Tbh if there's one thing that's really cool about the Destiny universe it's how they mess with the usual dichotomies. Like most settings go for light = goodness and order, darkness = evil and chaos, with no real justification other than those things traditionally being seen as good and evil. And then sometimes they try to flip it which is whatever. Saying the same thing in reverse doesn't count as new or different to me. But in Destiny they do something that's different and way more interesting imo.
Light vs Darkness is slowly revealed to be more like potential vs anti-potential. Light is about hope, possibility, and complexity, which means it sometimes risks fucking up and making things worse because a chance to do the right thing is also a chance to do the wrong thing. Like handing out power completely at random via the Ghosts leads to a lot of people abusing that power, but it's all in the hopes that enough of them will choose good to make a difference. Light is good and evil and order and chaos and everything everywhere all at once.
Meanwhile Darkness is all about simplification. It cuts off choices, resolves itself to an inevitable conclusion. It rejects dichotomies like good and evil or order and chaos as just confusing and complicated distractions that get in the way of reaching an end result that can't be averted anyway. When Oryx and his sisters make their deal with the darkness, the worms' price is that they must always obey their nature; Oryx must always explore, Xivu Arath must always fight, Savathun must always scheme. Even at the height of their power and cruelty, the one thing that most unsettled Oryx and Savathun was the possibility that they might have been able to choose differently, because that means they could have chosen wrong.
And there's so many little moments that reinforce the importance of this:
Elsie saying "A side should always be taken, even if it's the wrong one" because it's the choice itself that matters. Light is making a choice, Darkness is resigning yourself to it.

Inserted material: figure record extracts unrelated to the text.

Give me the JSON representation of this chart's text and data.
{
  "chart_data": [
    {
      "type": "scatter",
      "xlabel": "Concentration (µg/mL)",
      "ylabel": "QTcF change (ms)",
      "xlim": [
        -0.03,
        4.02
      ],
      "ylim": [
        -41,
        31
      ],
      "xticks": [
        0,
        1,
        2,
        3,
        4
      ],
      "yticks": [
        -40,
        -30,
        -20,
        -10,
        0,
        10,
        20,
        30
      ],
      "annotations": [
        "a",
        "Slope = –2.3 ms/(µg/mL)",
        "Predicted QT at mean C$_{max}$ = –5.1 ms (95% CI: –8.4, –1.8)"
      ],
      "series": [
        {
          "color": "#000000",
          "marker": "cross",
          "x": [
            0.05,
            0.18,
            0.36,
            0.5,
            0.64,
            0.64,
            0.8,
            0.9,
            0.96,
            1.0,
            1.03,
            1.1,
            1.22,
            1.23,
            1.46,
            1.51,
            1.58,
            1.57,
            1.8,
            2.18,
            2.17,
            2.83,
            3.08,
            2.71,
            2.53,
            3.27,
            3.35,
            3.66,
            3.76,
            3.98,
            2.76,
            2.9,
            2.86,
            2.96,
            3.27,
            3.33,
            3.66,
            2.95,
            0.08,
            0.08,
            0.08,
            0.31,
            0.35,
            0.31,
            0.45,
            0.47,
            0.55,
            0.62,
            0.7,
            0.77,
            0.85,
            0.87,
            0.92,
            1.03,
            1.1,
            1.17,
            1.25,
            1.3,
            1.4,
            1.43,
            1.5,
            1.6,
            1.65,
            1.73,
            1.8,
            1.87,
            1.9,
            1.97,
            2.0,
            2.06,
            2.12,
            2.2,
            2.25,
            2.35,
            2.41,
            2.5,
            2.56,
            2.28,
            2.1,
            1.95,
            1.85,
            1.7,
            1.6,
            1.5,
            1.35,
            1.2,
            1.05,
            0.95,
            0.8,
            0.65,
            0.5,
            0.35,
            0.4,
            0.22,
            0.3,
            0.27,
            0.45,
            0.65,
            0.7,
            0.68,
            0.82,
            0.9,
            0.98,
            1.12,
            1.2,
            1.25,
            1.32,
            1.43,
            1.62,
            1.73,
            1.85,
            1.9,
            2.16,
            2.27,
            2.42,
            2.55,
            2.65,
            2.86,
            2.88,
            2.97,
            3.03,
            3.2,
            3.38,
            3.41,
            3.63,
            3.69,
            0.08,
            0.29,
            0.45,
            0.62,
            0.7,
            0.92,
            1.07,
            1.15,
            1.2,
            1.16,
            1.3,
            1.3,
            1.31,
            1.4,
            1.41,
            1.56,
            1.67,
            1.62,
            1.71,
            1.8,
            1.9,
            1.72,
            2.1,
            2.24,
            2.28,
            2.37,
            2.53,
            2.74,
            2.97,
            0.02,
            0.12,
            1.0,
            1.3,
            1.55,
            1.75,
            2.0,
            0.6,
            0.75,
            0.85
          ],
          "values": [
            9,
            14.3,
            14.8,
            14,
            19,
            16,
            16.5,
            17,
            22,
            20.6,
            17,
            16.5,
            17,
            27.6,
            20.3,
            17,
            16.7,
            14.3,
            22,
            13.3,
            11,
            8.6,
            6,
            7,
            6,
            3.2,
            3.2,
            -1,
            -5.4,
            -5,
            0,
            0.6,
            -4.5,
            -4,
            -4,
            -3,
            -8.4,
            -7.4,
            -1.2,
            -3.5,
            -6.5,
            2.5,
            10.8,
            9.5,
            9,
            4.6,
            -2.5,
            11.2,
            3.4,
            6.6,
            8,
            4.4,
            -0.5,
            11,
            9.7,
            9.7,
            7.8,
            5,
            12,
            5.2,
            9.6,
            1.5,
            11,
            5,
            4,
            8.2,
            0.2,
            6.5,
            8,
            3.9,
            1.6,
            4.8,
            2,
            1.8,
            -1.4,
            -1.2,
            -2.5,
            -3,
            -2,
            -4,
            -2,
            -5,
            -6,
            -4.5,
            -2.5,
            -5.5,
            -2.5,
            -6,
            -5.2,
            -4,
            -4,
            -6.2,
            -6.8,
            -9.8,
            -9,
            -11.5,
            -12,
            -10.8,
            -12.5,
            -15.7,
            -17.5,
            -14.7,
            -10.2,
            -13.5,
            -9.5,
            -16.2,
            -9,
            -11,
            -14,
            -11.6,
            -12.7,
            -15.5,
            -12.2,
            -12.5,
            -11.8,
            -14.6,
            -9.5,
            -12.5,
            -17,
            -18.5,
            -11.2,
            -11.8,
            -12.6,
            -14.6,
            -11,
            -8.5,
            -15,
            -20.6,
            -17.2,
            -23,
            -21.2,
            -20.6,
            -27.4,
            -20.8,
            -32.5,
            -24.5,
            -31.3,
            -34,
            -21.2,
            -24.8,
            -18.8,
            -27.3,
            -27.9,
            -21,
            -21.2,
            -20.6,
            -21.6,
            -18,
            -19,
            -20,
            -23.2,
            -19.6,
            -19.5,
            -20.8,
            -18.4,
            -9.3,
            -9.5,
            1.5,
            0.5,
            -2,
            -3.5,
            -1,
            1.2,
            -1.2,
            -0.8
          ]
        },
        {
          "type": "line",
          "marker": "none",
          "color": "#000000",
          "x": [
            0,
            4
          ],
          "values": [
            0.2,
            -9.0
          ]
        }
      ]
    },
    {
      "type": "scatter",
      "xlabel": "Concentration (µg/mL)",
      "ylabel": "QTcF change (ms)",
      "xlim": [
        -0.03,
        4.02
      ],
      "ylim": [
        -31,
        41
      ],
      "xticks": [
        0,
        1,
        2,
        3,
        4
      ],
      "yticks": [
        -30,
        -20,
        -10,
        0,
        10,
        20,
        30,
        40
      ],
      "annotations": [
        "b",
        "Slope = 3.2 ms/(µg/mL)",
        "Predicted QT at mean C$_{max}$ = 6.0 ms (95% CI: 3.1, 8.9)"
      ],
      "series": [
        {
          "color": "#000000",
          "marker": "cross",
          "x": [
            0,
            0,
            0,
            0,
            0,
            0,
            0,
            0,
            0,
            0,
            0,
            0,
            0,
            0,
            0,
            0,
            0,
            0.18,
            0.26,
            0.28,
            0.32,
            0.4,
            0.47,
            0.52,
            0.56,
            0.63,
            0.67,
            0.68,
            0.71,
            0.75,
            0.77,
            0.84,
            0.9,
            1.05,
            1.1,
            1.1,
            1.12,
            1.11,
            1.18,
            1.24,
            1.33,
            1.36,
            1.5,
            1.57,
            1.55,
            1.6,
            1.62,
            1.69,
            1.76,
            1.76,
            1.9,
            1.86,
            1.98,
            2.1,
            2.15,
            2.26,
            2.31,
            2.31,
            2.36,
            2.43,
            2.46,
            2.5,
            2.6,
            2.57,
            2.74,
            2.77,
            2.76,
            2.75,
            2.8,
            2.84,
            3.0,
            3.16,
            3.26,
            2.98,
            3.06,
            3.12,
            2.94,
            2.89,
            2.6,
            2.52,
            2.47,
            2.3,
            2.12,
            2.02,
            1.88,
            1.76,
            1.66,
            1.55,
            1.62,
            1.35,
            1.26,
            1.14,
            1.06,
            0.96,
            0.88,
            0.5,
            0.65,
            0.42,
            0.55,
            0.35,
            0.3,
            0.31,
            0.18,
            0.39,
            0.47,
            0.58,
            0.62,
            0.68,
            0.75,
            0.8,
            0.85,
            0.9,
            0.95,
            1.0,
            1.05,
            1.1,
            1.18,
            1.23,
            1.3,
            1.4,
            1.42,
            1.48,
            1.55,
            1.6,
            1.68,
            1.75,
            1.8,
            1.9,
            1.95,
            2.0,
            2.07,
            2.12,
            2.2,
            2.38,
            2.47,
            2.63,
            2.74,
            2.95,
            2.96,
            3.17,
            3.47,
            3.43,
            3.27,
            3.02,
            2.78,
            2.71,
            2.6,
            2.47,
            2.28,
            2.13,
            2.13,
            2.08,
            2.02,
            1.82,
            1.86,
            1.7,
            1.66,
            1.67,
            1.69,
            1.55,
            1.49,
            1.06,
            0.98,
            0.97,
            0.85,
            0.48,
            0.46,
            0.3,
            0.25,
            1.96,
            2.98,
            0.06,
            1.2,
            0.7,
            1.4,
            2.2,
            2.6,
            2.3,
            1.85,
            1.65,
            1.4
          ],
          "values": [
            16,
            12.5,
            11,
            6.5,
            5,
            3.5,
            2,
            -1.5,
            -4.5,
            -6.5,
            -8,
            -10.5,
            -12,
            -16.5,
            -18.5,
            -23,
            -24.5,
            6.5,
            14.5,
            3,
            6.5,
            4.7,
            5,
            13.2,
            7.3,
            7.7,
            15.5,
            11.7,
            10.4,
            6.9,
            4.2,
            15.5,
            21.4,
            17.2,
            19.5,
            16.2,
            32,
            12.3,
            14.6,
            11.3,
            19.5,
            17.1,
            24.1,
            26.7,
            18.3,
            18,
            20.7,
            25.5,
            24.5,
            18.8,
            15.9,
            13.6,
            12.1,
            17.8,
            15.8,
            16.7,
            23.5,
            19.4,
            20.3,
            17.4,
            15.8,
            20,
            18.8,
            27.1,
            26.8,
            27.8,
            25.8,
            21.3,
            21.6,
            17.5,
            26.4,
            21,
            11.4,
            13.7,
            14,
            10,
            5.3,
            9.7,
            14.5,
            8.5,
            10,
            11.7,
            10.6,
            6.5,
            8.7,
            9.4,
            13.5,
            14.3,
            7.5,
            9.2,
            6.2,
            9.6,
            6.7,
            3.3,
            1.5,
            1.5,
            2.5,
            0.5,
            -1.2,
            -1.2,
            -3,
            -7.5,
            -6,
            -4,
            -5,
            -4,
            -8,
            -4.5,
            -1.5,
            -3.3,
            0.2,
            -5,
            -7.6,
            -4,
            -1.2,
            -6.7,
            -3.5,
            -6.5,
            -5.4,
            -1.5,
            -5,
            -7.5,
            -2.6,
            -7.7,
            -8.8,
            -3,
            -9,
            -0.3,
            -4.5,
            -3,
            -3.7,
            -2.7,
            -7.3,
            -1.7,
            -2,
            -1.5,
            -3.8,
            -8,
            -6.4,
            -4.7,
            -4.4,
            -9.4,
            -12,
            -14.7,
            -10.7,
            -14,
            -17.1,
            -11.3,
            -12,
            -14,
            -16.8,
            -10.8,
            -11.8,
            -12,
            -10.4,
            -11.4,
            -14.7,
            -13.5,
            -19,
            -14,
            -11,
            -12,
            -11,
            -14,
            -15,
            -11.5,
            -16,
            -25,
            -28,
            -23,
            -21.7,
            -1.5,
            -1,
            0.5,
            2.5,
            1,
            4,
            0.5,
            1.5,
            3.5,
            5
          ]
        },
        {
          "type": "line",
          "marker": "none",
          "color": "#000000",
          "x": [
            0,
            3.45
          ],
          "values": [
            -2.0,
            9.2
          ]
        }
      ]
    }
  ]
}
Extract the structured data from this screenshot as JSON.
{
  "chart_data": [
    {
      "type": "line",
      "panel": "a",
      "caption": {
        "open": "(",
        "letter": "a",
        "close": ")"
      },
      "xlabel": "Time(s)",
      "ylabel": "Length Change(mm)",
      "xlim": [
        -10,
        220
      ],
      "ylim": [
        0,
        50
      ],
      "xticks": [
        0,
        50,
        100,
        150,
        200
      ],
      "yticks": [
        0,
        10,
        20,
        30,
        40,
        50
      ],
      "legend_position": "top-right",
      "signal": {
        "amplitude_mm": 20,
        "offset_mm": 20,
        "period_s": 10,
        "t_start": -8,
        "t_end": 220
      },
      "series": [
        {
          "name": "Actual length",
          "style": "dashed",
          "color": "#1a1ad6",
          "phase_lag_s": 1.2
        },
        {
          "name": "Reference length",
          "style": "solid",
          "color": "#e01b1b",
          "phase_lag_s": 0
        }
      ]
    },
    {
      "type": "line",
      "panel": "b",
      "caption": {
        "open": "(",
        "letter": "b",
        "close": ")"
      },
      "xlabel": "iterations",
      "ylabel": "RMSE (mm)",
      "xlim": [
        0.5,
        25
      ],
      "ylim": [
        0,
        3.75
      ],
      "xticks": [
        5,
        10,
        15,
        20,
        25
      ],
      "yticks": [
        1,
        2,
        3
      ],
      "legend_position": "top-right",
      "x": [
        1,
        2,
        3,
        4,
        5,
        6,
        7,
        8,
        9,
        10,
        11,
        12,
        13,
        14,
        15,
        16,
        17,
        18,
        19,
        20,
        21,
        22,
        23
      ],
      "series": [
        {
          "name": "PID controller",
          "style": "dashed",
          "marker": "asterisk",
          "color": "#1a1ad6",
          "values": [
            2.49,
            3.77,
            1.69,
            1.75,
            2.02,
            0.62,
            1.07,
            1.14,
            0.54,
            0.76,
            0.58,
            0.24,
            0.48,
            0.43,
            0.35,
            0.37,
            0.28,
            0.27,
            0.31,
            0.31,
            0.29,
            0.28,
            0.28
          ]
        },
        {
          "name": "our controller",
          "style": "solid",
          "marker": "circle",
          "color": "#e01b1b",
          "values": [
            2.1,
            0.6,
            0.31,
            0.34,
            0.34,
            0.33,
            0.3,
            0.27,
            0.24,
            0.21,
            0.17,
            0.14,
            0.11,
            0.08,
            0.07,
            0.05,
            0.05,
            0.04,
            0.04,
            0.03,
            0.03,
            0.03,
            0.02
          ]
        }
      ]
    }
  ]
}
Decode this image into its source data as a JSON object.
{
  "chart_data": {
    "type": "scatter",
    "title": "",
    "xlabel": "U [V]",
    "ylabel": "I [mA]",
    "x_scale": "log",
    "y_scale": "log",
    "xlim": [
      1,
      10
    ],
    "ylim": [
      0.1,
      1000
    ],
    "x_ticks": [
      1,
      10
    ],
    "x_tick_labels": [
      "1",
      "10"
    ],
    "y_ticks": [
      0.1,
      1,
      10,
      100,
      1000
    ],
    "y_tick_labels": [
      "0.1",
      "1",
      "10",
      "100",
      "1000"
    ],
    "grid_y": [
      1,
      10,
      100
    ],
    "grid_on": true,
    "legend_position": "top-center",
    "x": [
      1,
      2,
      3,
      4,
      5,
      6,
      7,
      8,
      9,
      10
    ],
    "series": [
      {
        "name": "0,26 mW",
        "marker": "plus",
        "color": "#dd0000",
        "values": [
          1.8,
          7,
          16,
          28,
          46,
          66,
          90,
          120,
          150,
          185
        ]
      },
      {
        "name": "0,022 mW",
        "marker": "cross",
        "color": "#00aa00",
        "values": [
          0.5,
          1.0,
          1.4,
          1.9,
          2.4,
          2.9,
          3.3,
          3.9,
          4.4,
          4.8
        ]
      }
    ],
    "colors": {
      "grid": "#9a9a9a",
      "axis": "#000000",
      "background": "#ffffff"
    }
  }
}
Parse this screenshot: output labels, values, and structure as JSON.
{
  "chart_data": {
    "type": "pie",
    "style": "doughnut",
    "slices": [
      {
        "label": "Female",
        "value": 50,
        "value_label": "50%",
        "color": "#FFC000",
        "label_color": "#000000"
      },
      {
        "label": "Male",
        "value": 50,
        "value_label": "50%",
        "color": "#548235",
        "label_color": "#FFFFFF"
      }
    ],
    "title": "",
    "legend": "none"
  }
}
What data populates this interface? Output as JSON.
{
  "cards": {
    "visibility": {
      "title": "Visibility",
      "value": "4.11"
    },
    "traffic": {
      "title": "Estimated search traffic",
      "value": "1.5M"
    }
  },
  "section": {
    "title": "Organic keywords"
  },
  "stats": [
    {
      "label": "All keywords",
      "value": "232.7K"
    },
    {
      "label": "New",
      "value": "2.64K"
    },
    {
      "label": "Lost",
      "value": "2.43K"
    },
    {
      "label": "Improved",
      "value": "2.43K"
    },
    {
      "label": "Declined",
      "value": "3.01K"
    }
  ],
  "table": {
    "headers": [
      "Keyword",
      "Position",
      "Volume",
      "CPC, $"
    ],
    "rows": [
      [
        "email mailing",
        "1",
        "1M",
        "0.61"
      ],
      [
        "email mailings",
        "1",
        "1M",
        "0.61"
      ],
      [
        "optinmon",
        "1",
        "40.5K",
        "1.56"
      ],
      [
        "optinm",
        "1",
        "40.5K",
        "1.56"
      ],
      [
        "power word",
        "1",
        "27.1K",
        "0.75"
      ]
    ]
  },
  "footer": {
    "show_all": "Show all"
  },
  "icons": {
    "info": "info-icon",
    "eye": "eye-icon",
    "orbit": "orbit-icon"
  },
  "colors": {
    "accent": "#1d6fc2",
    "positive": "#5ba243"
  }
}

Shin asking "Are you a hero or are you a conqueror? One can harness the other, but the opposite is not true" because Darkness is all about denying possibility, it has to eliminate the Light and achieve dominance, whereas Light has the option of coexisting.
Mara's name and Sjur acknowledging that her actions "allowed the possibility of evil" and "might be responsible for more preventable suffering than anything that has ever existed" and then immediately noting all the good it did and that she cared.
It's like the more the characters question the Light, the more that they allow for shades of grey and enemies to become friends, and the more they prove that goodness comes from themselves and the choices they make rather than an external power - instead of that moving them away from the Light, it draws them closer to the philosophy it represents.
Instead of trying to flip right and wrong and ending up with the same thing but the colors are switched, Destiny does the hard work of actually answering why something is right or wrong and why it actually matters. They take this abstract conflict and connect it to feelings and questions that people have all the time, like "Does it matter if I do the right thing, even when it doesn't change anything?" and "Am I responsible for consequences outside of my control?"
My biggest hope for the story is that they take these themes and reaffirm them by having people restore the Traveler's faith again, rather than the other way around - bringing the story started in Dreams of Alpha Lupi full circle.